Dans le monde réel, la propriété du pétrole est encadrée par des normes juridiques bien établies. En revanche, dans le domaine encore flou de l'IA, le droit d'exploitation de ces « ressources premières » n'est pas clairement défini, ce qui génère de nombreux litiges.
Tout récemment, plusieurs majors du disque ont intenté une action en justice contre les sociétés d'IA musicales Suno et Udio, les accusant de violation de droits d'auteur. Cette poursuite rappelle celle engagée par le New York Times contre OpenAI en décembre dernier.

Source image : Billboard
En juillet 2023, plusieurs auteurs ont poursuivi OpenAI, affirmant que ChatGPT avait produit des résumés d’œuvres protégées par le droit d’auteur.
En décembre de la même année, le New York Times a lancé une procédure similaire contre Microsoft et OpenAI, les accusant d’avoir utilisé son contenu pour entraîner des robots conversationnels d’IA.
Par ailleurs, une action collective a été déposée en Californie contre OpenAI, l’accusant d’avoir collecté sans consentement des informations personnelles d’utilisateurs depuis Internet afin d’entraîner ChatGPT.
OpenAI n’a finalement pas assumé cette accusation. L’entreprise a rejeté les allégations du New York Times, affirmant ne pas pouvoir reproduire les problèmes mentionnés, et surtout, que les données fournies par le journal n’étaient pas significatives pour OpenAI.

Source :
https://openai.com/index/openai-and-journalism/
Pour OpenAI, la leçon principale tirée de cet épisode pourrait être la nécessité de bien gérer ses relations avec les fournisseurs de données, en clarifiant les responsabilités de chacun.

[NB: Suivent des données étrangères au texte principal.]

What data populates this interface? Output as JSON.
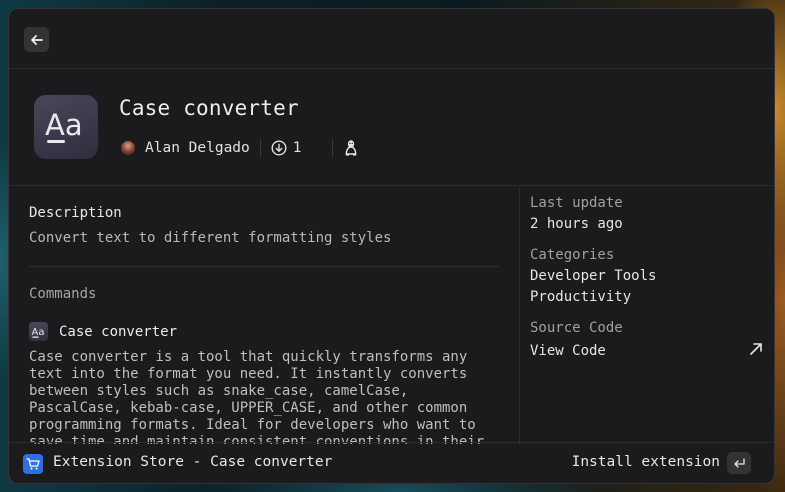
{
  "extension": {
    "title": "Case converter",
    "icon_text": "Aa",
    "author": "Alan Delgado",
    "downloads": "1",
    "platform_icon": "linux-icon"
  },
  "nav": {
    "back_icon": "arrow-left-icon"
  },
  "description": {
    "heading": "Description",
    "text": "Convert text to different formatting styles"
  },
  "commands": {
    "heading": "Commands",
    "items": [
      {
        "name": "Case converter",
        "icon_text": "Aa",
        "description": "Case converter is a tool that quickly transforms any text into the format you need. It instantly converts between styles such as snake_case, camelCase, PascalCase, kebab-case, UPPER_CASE, and other common programming formats. Ideal for developers who want to save time and maintain consistent conventions in their"
      }
    ]
  },
  "sidebar": {
    "last_update_label": "Last update",
    "last_update_value": "2 hours ago",
    "categories_label": "Categories",
    "categories": [
      "Developer Tools",
      "Productivity"
    ],
    "source_label": "Source Code",
    "source_link": "View Code"
  },
  "footer": {
    "title": "Extension Store - Case converter",
    "action_label": "Install extension",
    "store_icon": "cart-icon",
    "enter_icon": "return-key-icon"
  },
  "colors": {
    "store_icon_bg": "#2f6fe0",
    "window_bg": "#1b1b1d"
  }
}
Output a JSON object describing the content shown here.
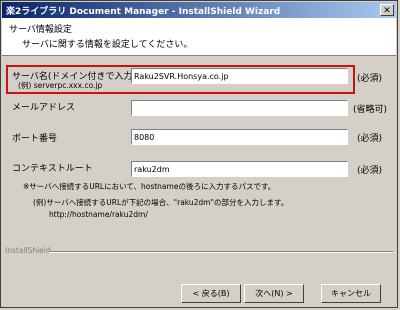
{
  "window": {
    "title": "楽2ライブラリ Document Manager - InstallShield Wizard",
    "close_label": "✕"
  },
  "header": {
    "title": "サーバ情報設定",
    "subtitle": "サーバに関する情報を設定してください。"
  },
  "form": {
    "server": {
      "label": "サーバ名(ドメイン付きで入力)",
      "example": "(例) serverpc.xxx.co.jp",
      "value": "Raku2SVR.Honsya.co.jp",
      "req": "(必須)"
    },
    "mail": {
      "label": "メールアドレス",
      "value": "",
      "req": "(省略可)"
    },
    "port": {
      "label": "ポート番号",
      "value": "8080",
      "req": "(必須)"
    },
    "context": {
      "label": "コンテキストルート",
      "value": "raku2dm",
      "req": "(必須)"
    }
  },
  "notes": {
    "line1": "※サーバへ接続するURLにおいて、hostnameの後ろに入力するパスです。",
    "line2": "(例)サーバへ接続するURLが下記の場合、\"raku2dm\"の部分を入力します。",
    "line3": "http://hostname/raku2dm/"
  },
  "brand": "InstallShield",
  "buttons": {
    "back": "< 戻る(B)",
    "next": "次へ(N) >",
    "cancel": "キャンセル"
  }
}
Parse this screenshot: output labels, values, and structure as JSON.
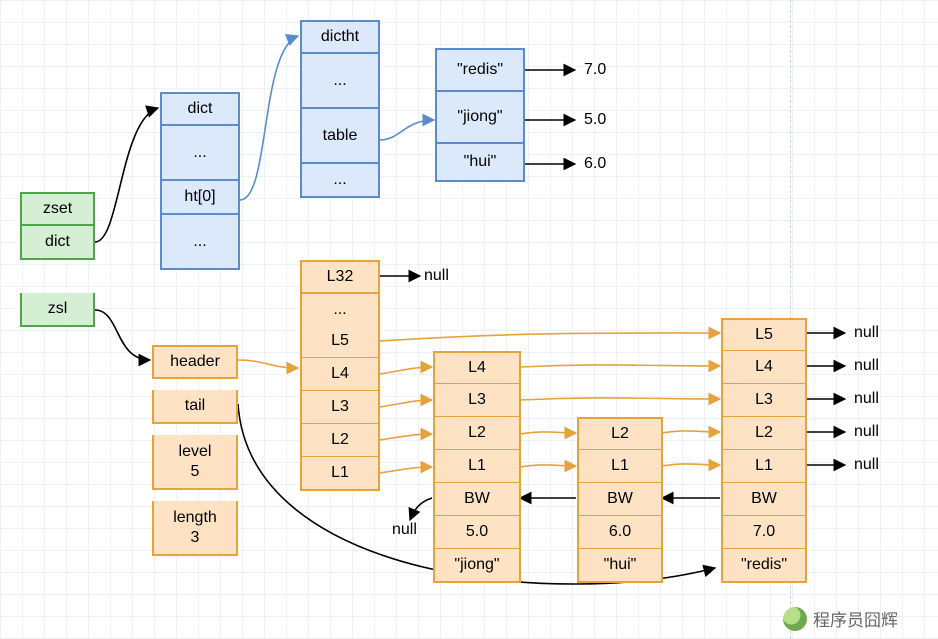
{
  "zset": {
    "title": "zset",
    "dict": "dict",
    "zsl": "zsl"
  },
  "dict_struct": {
    "type": "dict",
    "dots": "...",
    "slot": "ht[0]",
    "dots2": "..."
  },
  "dictht": {
    "type": "dictht",
    "dots": "...",
    "table": "table",
    "dots2": "..."
  },
  "entries": [
    {
      "key": "\"redis\"",
      "val": "7.0"
    },
    {
      "key": "\"jiong\"",
      "val": "5.0"
    },
    {
      "key": "\"hui\"",
      "val": "6.0"
    }
  ],
  "zsl": {
    "header": "header",
    "tail": "tail",
    "level_label": "level",
    "level_value": "5",
    "length_label": "length",
    "length_value": "3"
  },
  "skiplist": {
    "header_levels": [
      "L32",
      "...",
      "L5",
      "L4",
      "L3",
      "L2",
      "L1"
    ],
    "nodes": [
      {
        "levels": [
          "L4",
          "L3",
          "L2",
          "L1"
        ],
        "bw": "BW",
        "score": "5.0",
        "key": "\"jiong\""
      },
      {
        "levels": [
          "L2",
          "L1"
        ],
        "bw": "BW",
        "score": "6.0",
        "key": "\"hui\""
      },
      {
        "levels": [
          "L5",
          "L4",
          "L3",
          "L2",
          "L1"
        ],
        "bw": "BW",
        "score": "7.0",
        "key": "\"redis\""
      }
    ],
    "null": "null"
  },
  "watermark": "程序员囧辉"
}
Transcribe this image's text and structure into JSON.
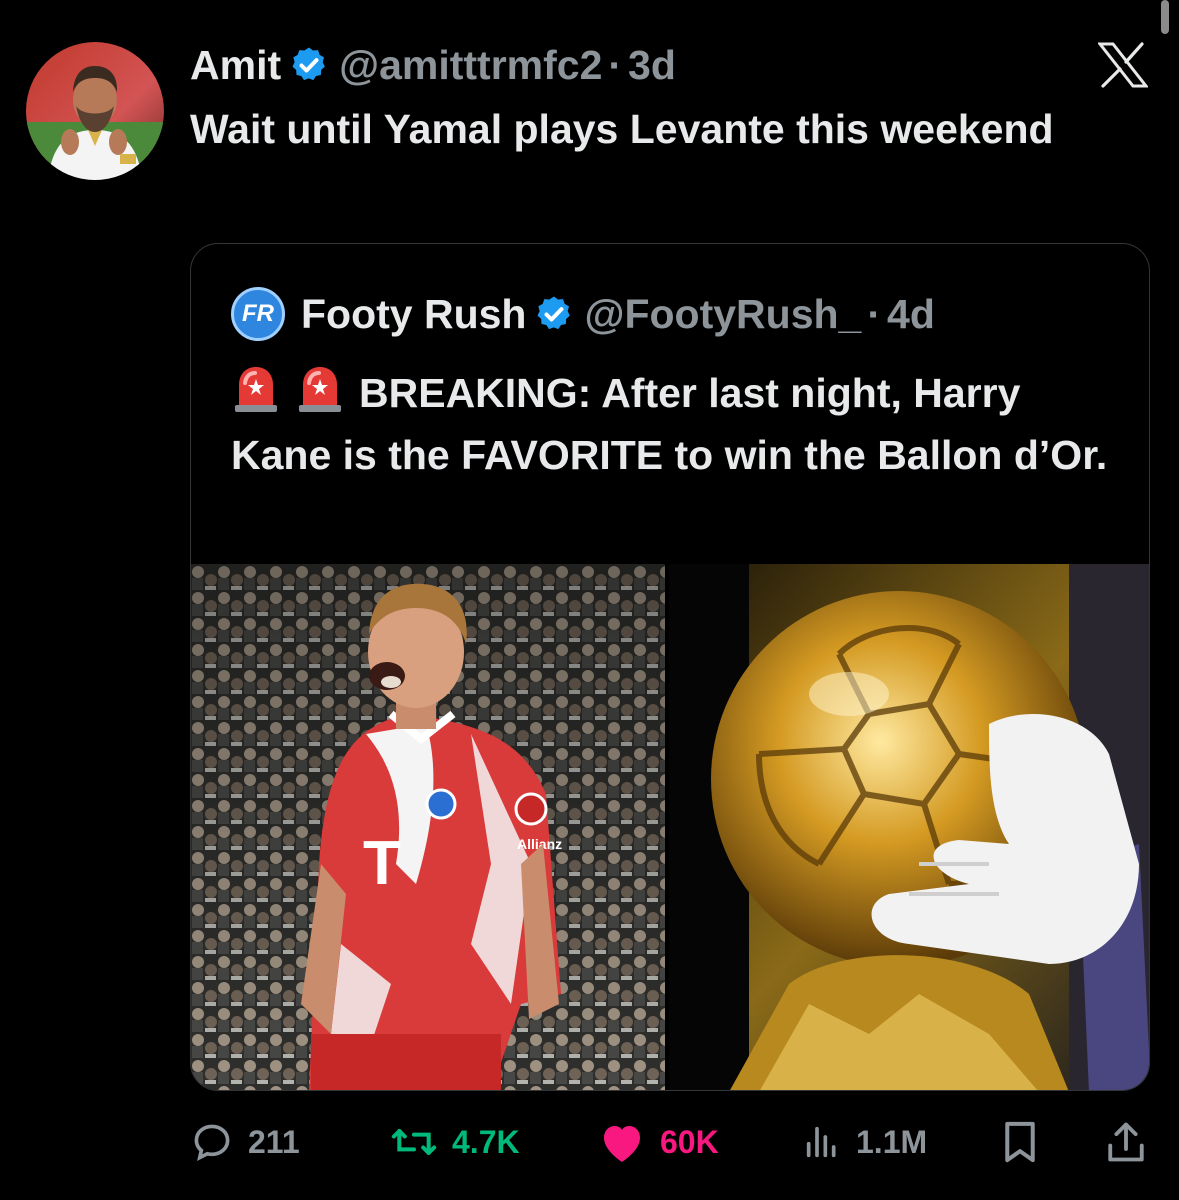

Ainsi, au cours de l'année écoulée, nous avons vu OpenAI conclure des partenariats avec de nombreux fournisseurs de données, notamment The Atlantic, Vox Media, News Corp, Reddit, Financial Times, Le Monde, Prisa Media, Axel Springer et American Journalism Project, entre autres.
À l'avenir, OpenAI pourra légalement utiliser les données de ces médias, tandis que ces derniers intégreront la technologie OpenAI dans leurs propres produits.
02 L’IA stimule la monétisation des plateformes de contenu
Cependant, la raison fondamentale poussant OpenAI à nouer des partenariats avec des fournisseurs de données n’est pas la crainte des poursuites, mais plutôt la pénurie imminente de données pour l’apprentissage automatique. Des chercheurs du MIT ont estimé que les jeux de données d’apprentissage automatique pourraient épuiser toutes les « données linguistiques de haute qualité » d’ici 2026.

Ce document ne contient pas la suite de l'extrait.